そのためには、首に四分の三くらい斬り込んで、あと刀をスッと手前に引く、引きながら斬っていって、適当なところで止めるわけなんだな。

もしも首を斬り離しちゃうと、これは打首ということになって、これは罪人に対する扱いをしたことになるからーーハラキリって言うのは処刑じゃないんだよ、自決なんだーーだから打首にしてしまった介錯人が今度は腹を切らなきゃならないことになる

いや、大変なことなんだよ、これは。

それに、介錯のタイミングが難しい。これは腹を切る人の度胸によって違ってくるわけだ。つまり、この切腹する人の勇気の度合いをランクづけるのも介錯人の一つの大きな役割なんだ。

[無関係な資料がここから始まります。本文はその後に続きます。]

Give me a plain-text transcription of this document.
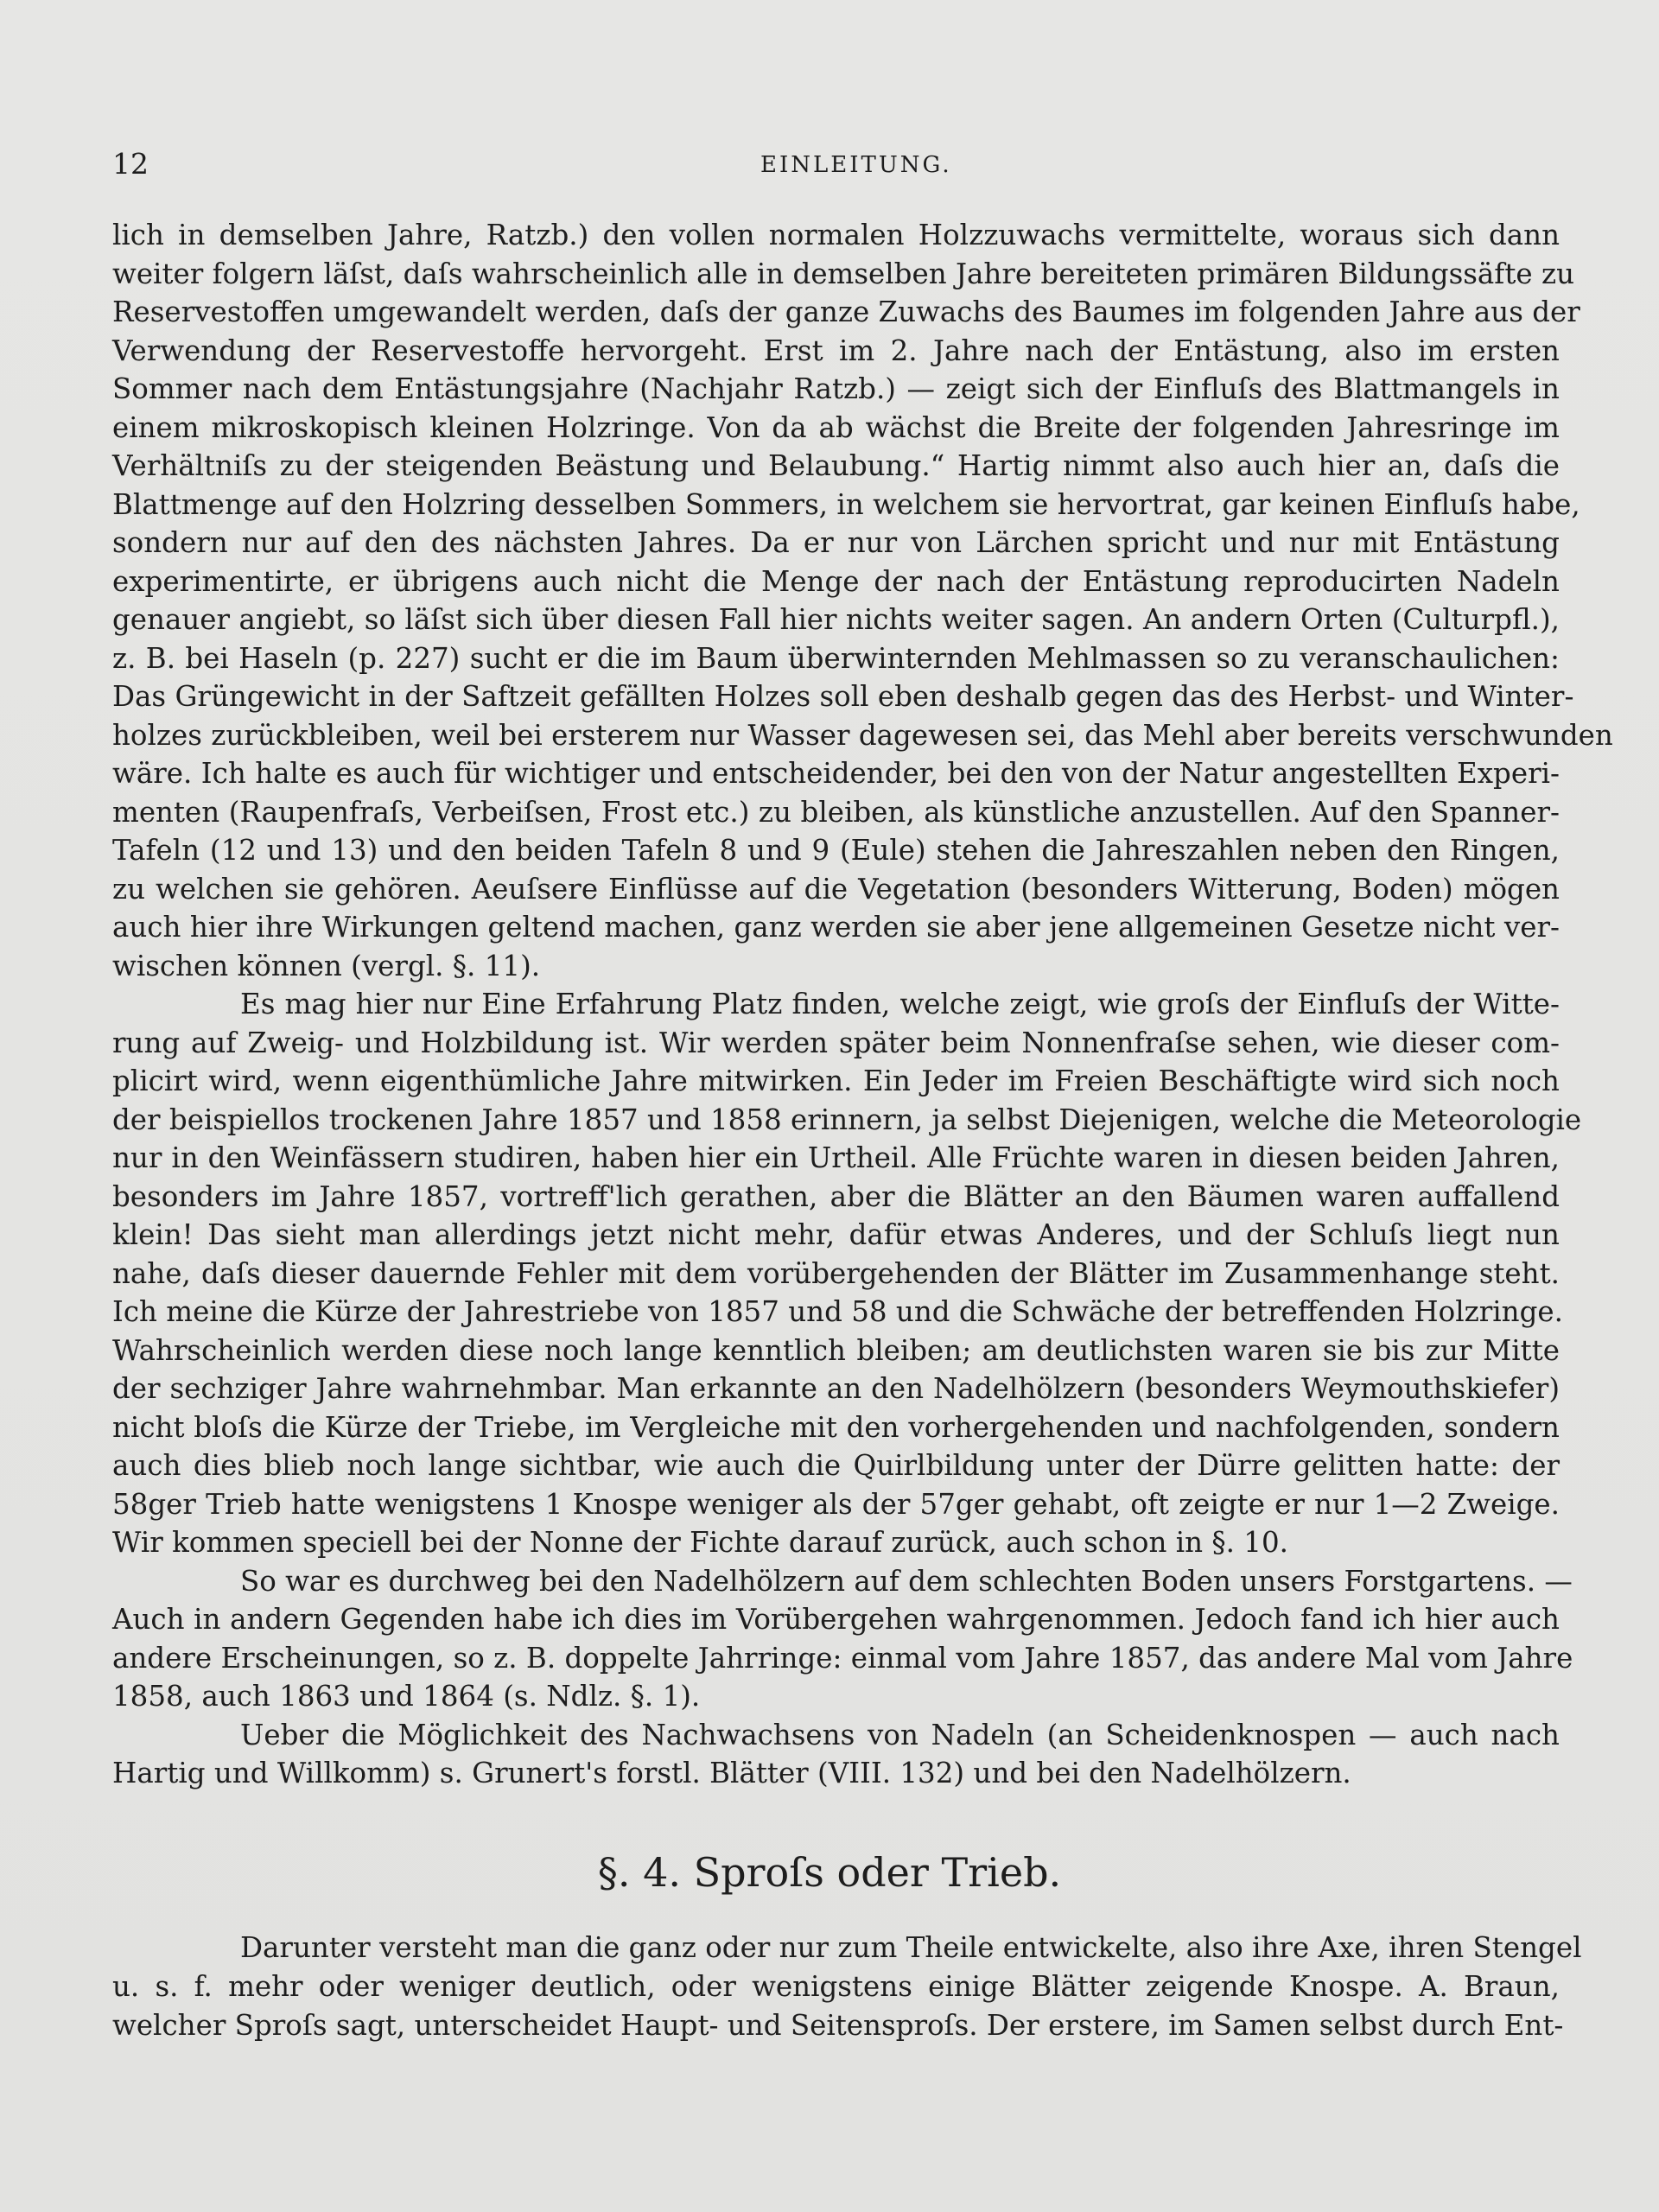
12	EINLEITUNG.
lich in demselben Jahre, Ratzb.) den vollen normalen Holzzuwachs vermittelte, woraus sich dann
weiter folgern läſst, daſs wahrscheinlich alle in demselben Jahre bereiteten primären Bildungssäfte zu
Reservestoffen umgewandelt werden, daſs der ganze Zuwachs des Baumes im folgenden Jahre aus der
Verwendung der Reservestoffe hervorgeht. Erst im 2. Jahre nach der Entästung, also im ersten
Sommer nach dem Entästungsjahre (Nachjahr Ratzb.) — zeigt sich der Einfluſs des Blattmangels in
einem mikroskopisch kleinen Holzringe. Von da ab wächst die Breite der folgenden Jahresringe im
Verhältniſs zu der steigenden Beästung und Belaubung.“ Hartig nimmt also auch hier an, daſs die
Blattmenge auf den Holzring desselben Sommers, in welchem sie hervortrat, gar keinen Einfluſs habe,
sondern nur auf den des nächsten Jahres. Da er nur von Lärchen spricht und nur mit Entästung
experimentirte, er übrigens auch nicht die Menge der nach der Entästung reproducirten Nadeln
genauer angiebt, so läſst sich über diesen Fall hier nichts weiter sagen. An andern Orten (Culturpfl.),
z. B. bei Haseln (p. 227) sucht er die im Baum überwinternden Mehlmassen so zu veranschaulichen:
Das Grüngewicht in der Saftzeit gefällten Holzes soll eben deshalb gegen das des Herbst- und Winter-
holzes zurückbleiben, weil bei ersterem nur Wasser dagewesen sei, das Mehl aber bereits verschwunden
wäre. Ich halte es auch für wichtiger und entscheidender, bei den von der Natur angestellten Experi-
menten (Raupenfraſs, Verbeiſsen, Frost etc.) zu bleiben, als künstliche anzustellen. Auf den Spanner-
Tafeln (12 und 13) und den beiden Tafeln 8 und 9 (Eule) stehen die Jahreszahlen neben den Ringen,
zu welchen sie gehören. Aeuſsere Einflüsse auf die Vegetation (besonders Witterung, Boden) mögen
auch hier ihre Wirkungen geltend machen, ganz werden sie aber jene allgemeinen Gesetze nicht ver-
wischen können (vergl. §. 11).
Es mag hier nur Eine Erfahrung Platz finden, welche zeigt, wie groſs der Einfluſs der Witte-
rung auf Zweig- und Holzbildung ist. Wir werden später beim Nonnenfraſse sehen, wie dieser com-
plicirt wird, wenn eigenthümliche Jahre mitwirken. Ein Jeder im Freien Beschäftigte wird sich noch
der beispiellos trockenen Jahre 1857 und 1858 erinnern, ja selbst Diejenigen, welche die Meteorologie
nur in den Weinfässern studiren, haben hier ein Urtheil. Alle Früchte waren in diesen beiden Jahren,
besonders im Jahre 1857, vortreff'lich gerathen, aber die Blätter an den Bäumen waren auffallend
klein! Das sieht man allerdings jetzt nicht mehr, dafür etwas Anderes, und der Schluſs liegt nun
nahe, daſs dieser dauernde Fehler mit dem vorübergehenden der Blätter im Zusammenhange steht.
Ich meine die Kürze der Jahrestriebe von 1857 und 58 und die Schwäche der betreffenden Holzringe.
Wahrscheinlich werden diese noch lange kenntlich bleiben; am deutlichsten waren sie bis zur Mitte
der sechziger Jahre wahrnehmbar. Man erkannte an den Nadelhölzern (besonders Weymouthskiefer)
nicht bloſs die Kürze der Triebe, im Vergleiche mit den vorhergehenden und nachfolgenden, sondern
auch dies blieb noch lange sichtbar, wie auch die Quirlbildung unter der Dürre gelitten hatte: der
58ger Trieb hatte wenigstens 1 Knospe weniger als der 57ger gehabt, oft zeigte er nur 1—2 Zweige.
Wir kommen speciell bei der Nonne der Fichte darauf zurück, auch schon in §. 10.
So war es durchweg bei den Nadelhölzern auf dem schlechten Boden unsers Forstgartens. —
Auch in andern Gegenden habe ich dies im Vorübergehen wahrgenommen. Jedoch fand ich hier auch
andere Erscheinungen, so z. B. doppelte Jahrringe: einmal vom Jahre 1857, das andere Mal vom Jahre
1858, auch 1863 und 1864 (s. Ndlz. §. 1).
Ueber die Möglichkeit des Nachwachsens von Nadeln (an Scheidenknospen — auch nach
Hartig und Willkomm) s. Grunert's forstl. Blätter (VIII. 132) und bei den Nadelhölzern.
§. 4. Sproſs oder Trieb.
Darunter versteht man die ganz oder nur zum Theile entwickelte, also ihre Axe, ihren Stengel
u. s. f. mehr oder weniger deutlich, oder wenigstens einige Blätter zeigende Knospe. A. Braun,
welcher Sproſs sagt, unterscheidet Haupt- und Seitensproſs. Der erstere, im Samen selbst durch Ent-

一番臆病な人には扇子腹と言って、刀を乗せる三宝に扇子を置く。そして三宝をうんと遠くに置くわけだ。切腹する奴が扇子に手を伸ばそうとして体を前に傾けた時、首を斬ると言うことになる。

その次は、今と同じだが扇子が刀になる。その次は、刀に手をかけたときに斬る。その次は、腹に突き立てようとした時に斬る。

それから、突き立てた時に斬るのがあり、突き立てて横に掻き切った時に斬るのがあり、一番偉いやつは、一文字に掻き切って、それからそれを胸のほうへ切り上げ、刀を懐紙で拭って鞘に納め、それを三宝に返し、居ずまいを正して、どうぞ、と声をかけた時に斬るんだなぁ。

そのほかに自決というのもあるよ。これは介錯人のいない場合だ。すなわち、切腹した人間が自分で喉を突いて死ぬ、と言うことだね。

この場合、特に注意してもらいたいことは、あまり腹を深く切ってはならぬ、と言うことだ。腹を切りすぎるとショックと出血が大きすぎて、喉を突く力が消え失せてしまう。即ち、そのままの姿勢で長く苦しむ、ということになって、これは見苦しいことであるとされている。

だから、自決の際には、くれぐれも、軽く皮だけを切る、という心構えを忘れないでいただきたい。